In particular, cheeses vary broadly in ingredients, fat content, and other factors from region to region, impacting the results of any research studies. One research study found that an increase in low fat and skim milk resulted in a “slower progression of knee osteoarthritis” for women but not for men. Another large study found that “those who ate more dairy products were more likely to need hip replacement surgery.” Yet another research study found no evidence that avoiding dairy provided any benefits to those with arthritis.
Managing OA With Foods
The Arthritis Foundation has created a helpful “Ultimate Arthritis Diet” designed to reduce inflammation and improve arthritis symptoms. The diet includes various fishes, fruits, vegetables, whole grains, nuts, seeds, olive oils, and beans but does not include any foods from the dairy group. However, its exclusion from this diet does not necessarily make dairy “bad” for your health. Again, dairy contains many healthy nutrients and comes in so many delicious choices!

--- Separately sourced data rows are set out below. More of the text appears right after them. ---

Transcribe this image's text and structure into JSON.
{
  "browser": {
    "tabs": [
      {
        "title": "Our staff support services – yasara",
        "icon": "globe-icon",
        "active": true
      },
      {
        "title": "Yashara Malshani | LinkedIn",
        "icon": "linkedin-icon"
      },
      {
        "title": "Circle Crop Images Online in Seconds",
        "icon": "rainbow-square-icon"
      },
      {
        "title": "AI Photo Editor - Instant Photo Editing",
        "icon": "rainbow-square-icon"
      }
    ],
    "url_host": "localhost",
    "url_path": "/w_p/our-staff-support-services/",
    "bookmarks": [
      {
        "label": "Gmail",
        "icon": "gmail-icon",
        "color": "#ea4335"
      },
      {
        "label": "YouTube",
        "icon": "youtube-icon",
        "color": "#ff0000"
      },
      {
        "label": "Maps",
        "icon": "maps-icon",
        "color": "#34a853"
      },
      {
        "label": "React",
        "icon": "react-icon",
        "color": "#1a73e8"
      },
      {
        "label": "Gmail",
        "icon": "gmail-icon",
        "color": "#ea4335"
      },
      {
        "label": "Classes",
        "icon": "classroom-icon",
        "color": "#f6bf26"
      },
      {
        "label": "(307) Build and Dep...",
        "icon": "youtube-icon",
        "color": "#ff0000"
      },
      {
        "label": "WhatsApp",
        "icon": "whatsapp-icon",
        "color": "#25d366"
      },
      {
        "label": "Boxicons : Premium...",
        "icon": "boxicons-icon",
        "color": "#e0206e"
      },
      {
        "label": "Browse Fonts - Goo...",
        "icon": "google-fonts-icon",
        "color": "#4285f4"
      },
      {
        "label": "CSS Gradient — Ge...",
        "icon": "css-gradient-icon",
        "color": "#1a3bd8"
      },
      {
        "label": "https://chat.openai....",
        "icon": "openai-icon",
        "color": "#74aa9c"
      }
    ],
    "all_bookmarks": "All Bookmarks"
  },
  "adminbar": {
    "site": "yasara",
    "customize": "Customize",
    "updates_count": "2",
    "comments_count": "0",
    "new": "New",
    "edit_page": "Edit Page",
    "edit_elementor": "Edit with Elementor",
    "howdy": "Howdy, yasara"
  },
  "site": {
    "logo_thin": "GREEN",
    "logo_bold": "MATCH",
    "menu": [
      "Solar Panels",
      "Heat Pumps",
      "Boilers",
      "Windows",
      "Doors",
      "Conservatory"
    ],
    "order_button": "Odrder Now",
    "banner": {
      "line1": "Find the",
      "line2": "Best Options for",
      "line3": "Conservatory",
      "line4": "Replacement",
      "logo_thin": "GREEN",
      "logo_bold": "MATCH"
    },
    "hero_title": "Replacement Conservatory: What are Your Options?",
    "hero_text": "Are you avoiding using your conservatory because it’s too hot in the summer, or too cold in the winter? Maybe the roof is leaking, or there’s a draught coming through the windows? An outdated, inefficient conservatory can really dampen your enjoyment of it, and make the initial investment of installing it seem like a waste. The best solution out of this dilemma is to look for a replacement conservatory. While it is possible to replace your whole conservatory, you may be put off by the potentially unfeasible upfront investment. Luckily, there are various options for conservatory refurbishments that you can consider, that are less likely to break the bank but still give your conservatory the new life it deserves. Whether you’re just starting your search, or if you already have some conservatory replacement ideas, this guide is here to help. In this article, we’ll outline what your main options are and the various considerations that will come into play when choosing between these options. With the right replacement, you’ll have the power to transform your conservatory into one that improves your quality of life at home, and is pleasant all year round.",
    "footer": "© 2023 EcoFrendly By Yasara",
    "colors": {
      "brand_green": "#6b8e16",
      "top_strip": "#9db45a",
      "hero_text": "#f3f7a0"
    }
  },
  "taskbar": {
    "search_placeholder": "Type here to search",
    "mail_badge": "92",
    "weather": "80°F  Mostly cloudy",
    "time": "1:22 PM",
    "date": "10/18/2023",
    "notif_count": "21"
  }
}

Calcium and vitamin D, both found in abundance in dairy products, are critical for bone health. Calcium can also be found in abundance in salmon, beans, sardines, and many calcium-fortified foods. Vitamin D can be found in non-dairy sources such as the sun, supplements, and supplemented foods. You and your health care may want to explore going dairy-free to determine if it has any impact on your osteoarthritis symptoms.
Talk to Your Doctor and Make a Choice
Choosing to include dairy in your diet or avoid it altogether will come down to a few factors. The first is your personal preference. It’s important to consider why you want to include dairy in your diet; if it is simply because of the nutrients, they can be found in many other foods. Next, have a conversation with your health care team about the benefits and drawbacks of including dairy in your diet; considering dairy consumption along with your entire health will best guide your decision.
While dairy products have many benefits, they may not be suitable for everyone. A discussion with your doctor about your overall health and any other health conditions you may have will best inform your decision to include dairy in your diet or go dairy-free.